A book of four books
A book of four books, a time of turbulence, a world to be jarred between two wars: one bloody blow had already sunk, another looming. But this is a different battlefield, where the Great Ship of finance rocked, and then wrecked, made mountains of money for a few, lost and purged for all others.
In the invisible center of all, stood a tycoon (Andrew) and his wife (Mildred). Their stories were told and retold, altogether four times.

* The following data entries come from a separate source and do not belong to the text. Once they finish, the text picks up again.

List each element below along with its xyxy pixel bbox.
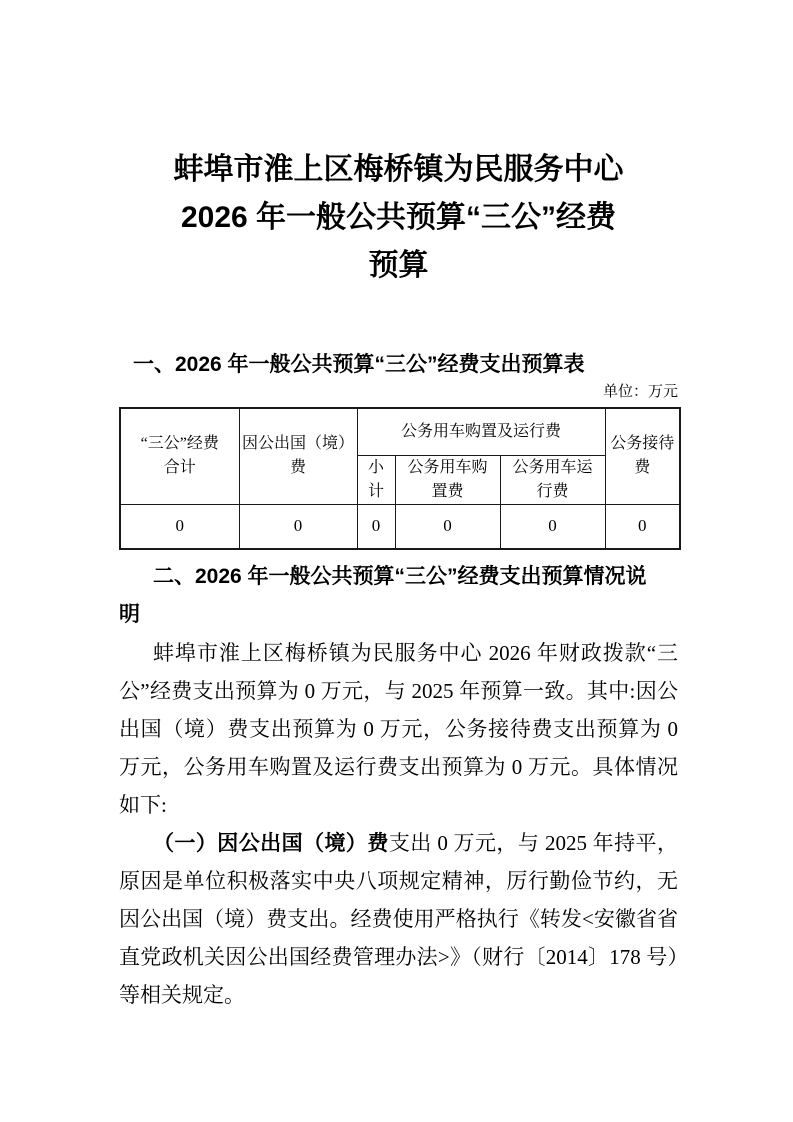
document-page: 蚌埠市淮上区梅桥镇为民服务中心 2026 年一般公共预算“三公”经费 预算 一、… (0, 0, 793, 1122)
paragraph-overview-text: 蚌埠市淮上区梅桥镇为民服务中心 2026 年财政拨款“三公”经费支出预算为 0 … (119, 641, 678, 817)
header-cell-subtotal: 小 计 (357, 455, 395, 504)
unit-note: 单位：万元 (119, 382, 678, 402)
header-cell-reception: 公务接待 费 (605, 408, 680, 504)
value-cell-operation: 0 (500, 504, 605, 549)
header-cell-vehicle-group: 公务用车购置及运行费 (357, 408, 605, 455)
value-cell-reception: 0 (605, 504, 680, 549)
title-line-2: 2026 年一般公共预算“三公”经费 (119, 194, 678, 242)
section1-heading: 一、2026 年一般公共预算“三公”经费支出预算表 (119, 351, 678, 379)
header-cell-operation: 公务用车运 行费 (500, 455, 605, 504)
header-cell-sangong-total: “三公”经费 合计 (120, 408, 239, 504)
section2-heading: 二、2026 年一般公共预算“三公”经费支出预算情况说 明 (119, 558, 678, 634)
table-data-row: 0 0 0 0 0 0 (120, 504, 680, 549)
document-title: 蚌埠市淮上区梅桥镇为民服务中心 2026 年一般公共预算“三公”经费 预算 (119, 146, 678, 290)
value-cell-abroad: 0 (239, 504, 357, 549)
table-header-row-1: “三公”经费 合计 因公出国（境） 费 公务用车购置及运行费 公务接待 费 (120, 408, 680, 455)
paragraph-abroad-text: 支出 0 万元，与 2025 年持平，原因是单位积极落实中央八项规定精神，厉行勤… (119, 831, 678, 1007)
value-cell-purchase: 0 (395, 504, 500, 549)
paragraph-overview: 蚌埠市淮上区梅桥镇为民服务中心 2026 年财政拨款“三公”经费支出预算为 0 … (119, 634, 678, 824)
value-cell-subtotal: 0 (357, 504, 395, 549)
value-cell-sangong-total: 0 (120, 504, 239, 549)
budget-table: “三公”经费 合计 因公出国（境） 费 公务用车购置及运行费 公务接待 费 小 … (119, 407, 681, 550)
title-line-1: 蚌埠市淮上区梅桥镇为民服务中心 (119, 146, 678, 194)
paragraph-abroad: （一）因公出国（境）费支出 0 万元，与 2025 年持平，原因是单位积极落实中… (119, 824, 678, 1014)
header-cell-purchase: 公务用车购 置费 (395, 455, 500, 504)
paragraph-abroad-lead: （一）因公出国（境）费 (153, 831, 389, 855)
title-line-3: 预算 (119, 242, 678, 290)
header-cell-abroad: 因公出国（境） 费 (239, 408, 357, 504)
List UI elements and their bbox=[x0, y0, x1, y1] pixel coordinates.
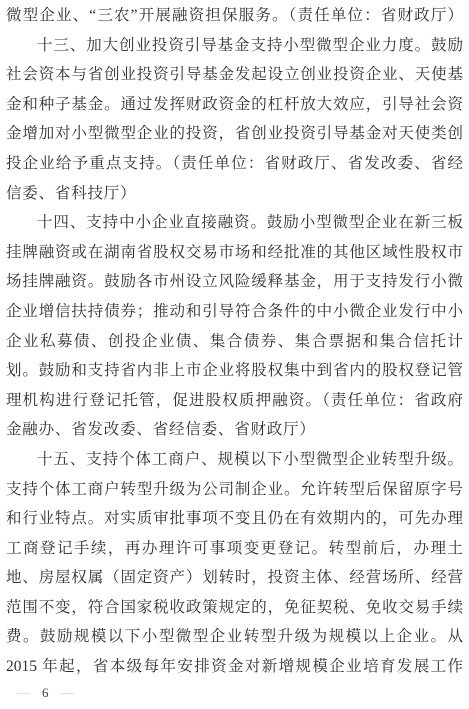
text-line: 挂牌融资或在湖南省股权交易市场和经批准的其他区域性股权市 bbox=[6, 238, 463, 268]
text-line: 工商登记手续，再办理许可事项变更登记。转型前后，办理土 bbox=[6, 534, 463, 564]
text-line: 场挂牌融资。鼓励各市州设立风险缓释基金，用于支持发行小微 bbox=[6, 267, 463, 297]
text-line: 社会资本与省创业投资引导基金发起设立创业投资企业、天使基 bbox=[6, 60, 463, 90]
footer-dash-right: — bbox=[61, 685, 74, 700]
text-line: 投企业给予重点支持。（责任单位：省财政厅、省发改委、省经 bbox=[6, 149, 463, 179]
text-line: 金和种子基金。通过发挥财政资金的杠杆放大效应，引导社会资 bbox=[6, 90, 463, 120]
text-line: 地、房屋权属（固定资产）划转时，投资主体、经营场所、经营 bbox=[6, 563, 463, 593]
text-line: 范围不变，符合国家税收政策规定的，免征契税、免收交易手续 bbox=[6, 593, 463, 623]
text-line: 费。鼓励规模以下小型微型企业转型升级为规模以上企业。从 bbox=[6, 622, 463, 652]
text-line-paragraph-end: 金融办、省发改委、省经信委、省财政厅） bbox=[6, 415, 463, 445]
text-line: 2015 年起，省本级每年安排资金对新增规模企业培育发展工作 bbox=[6, 652, 463, 682]
text-line-section-13-start: 十三、加大创业投资引导基金支持小型微型企业力度。鼓励 bbox=[6, 31, 463, 61]
text-line: 支持个体工商户转型升级为公司制企业。允许转型后保留原字号 bbox=[6, 475, 463, 505]
text-line: 企业增信扶持债券；推动和引导符合条件的中小微企业发行中小 bbox=[6, 297, 463, 327]
text-line: 和行业特点。对实质审批事项不变且仍在有效期内的，可先办理 bbox=[6, 504, 463, 534]
page-footer: — 6 — bbox=[17, 685, 74, 700]
text-line-section-14-start: 十四、支持中小企业直接融资。鼓励小型微型企业在新三板 bbox=[6, 208, 463, 238]
text-line-section-15-start: 十五、支持个体工商户、规模以下小型微型企业转型升级。 bbox=[6, 445, 463, 475]
text-line: 划。鼓励和支持省内非上市企业将股权集中到省内的股权登记管 bbox=[6, 356, 463, 386]
page-number: 6 bbox=[42, 685, 49, 700]
text-line: 理机构进行登记托管，促进股权质押融资。（责任单位：省政府 bbox=[6, 386, 463, 416]
text-line: 企业私募债、创投企业债、集合债券、集合票据和集合信托计 bbox=[6, 327, 463, 357]
document-page: 微型企业、“三农”开展融资担保服务。（责任单位：省财政厅） 十三、加大创业投资引… bbox=[0, 0, 469, 709]
footer-dash-left: — bbox=[17, 685, 30, 700]
text-line-paragraph-end: 信委、省科技厅） bbox=[6, 179, 463, 209]
text-line: 微型企业、“三农”开展融资担保服务。（责任单位：省财政厅） bbox=[6, 1, 463, 31]
text-line: 金增加对小型微型企业的投资，省创业投资引导基金对天使类创 bbox=[6, 119, 463, 149]
document-body: 微型企业、“三农”开展融资担保服务。（责任单位：省财政厅） 十三、加大创业投资引… bbox=[6, 1, 463, 682]
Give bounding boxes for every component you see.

It begins with a novel: “Bonds” by Vanner where Andrew and Mildred are the actors. To which Andrew declared a war right after (the autobiography “My Life”, him and Ida the ghostwriter). There and elsewhere, he welded his power to bend reality to (his) fiction. Mildred, who came the last, fills a diary with sporadic sparks and slanted inks; words were bell tolls with wings to chase one another, but left in between unsung gaps too wide and often too dark. She calls her version (the 4th book), fittingly, “Futures”. Ida had skewed access to the stories of all three, developed her own penetrating ideas (the 3rd book “A memoir, Remembered”). Yet it is not to be done in one scoop; the coda came some fifty years later.
Trust, Bonds, Futures: instruments in the world of finance, the most treasured in the world of men and women. In the book of four books, words wore different masks.
Oddities like Andrew and Mildred, in my line of work, are called “out of distribution samples.” They are owners and makers of outsized stories, so out of proportion that the sense of mystery arises because no one ordinary lens can cover them all. So, the question becomes, which versions in “Trust” do we trust?
Of the central characters, it’s Mildred that I found the most mysterious. Marginalizing her to the norms of the time says much more about the ugliness of Andrew than of Mildred; this is almost by definition. Then I cannot decide which one is more cruel: the lone genius that succumbs to mental illness but nevertheless beamed out rays of kindness and warmth (by Vanner), or the lone genius that doesn’t seem to care much of anything, other than edgy art and artifacts, including the financial devices she so deftly used (her diary). What, exactly, took her life? Mystery remains.
Then there are the two writers. Vanner left no trace, before and after the novel; Andrew had made sure of that. It’s the existence of this single novel that he cannot tolerate and has to battle upfront (and this is what Ida is hired for). Ida is sensible, clever, and brave. The Mildred by Vanner and Ida of herself share a warm and touching undercurrent of father-daughter, played out twice. So the stories will fold forward; generation after generation.
Amazing amount of complexity so masterfully controlled, and only his second book!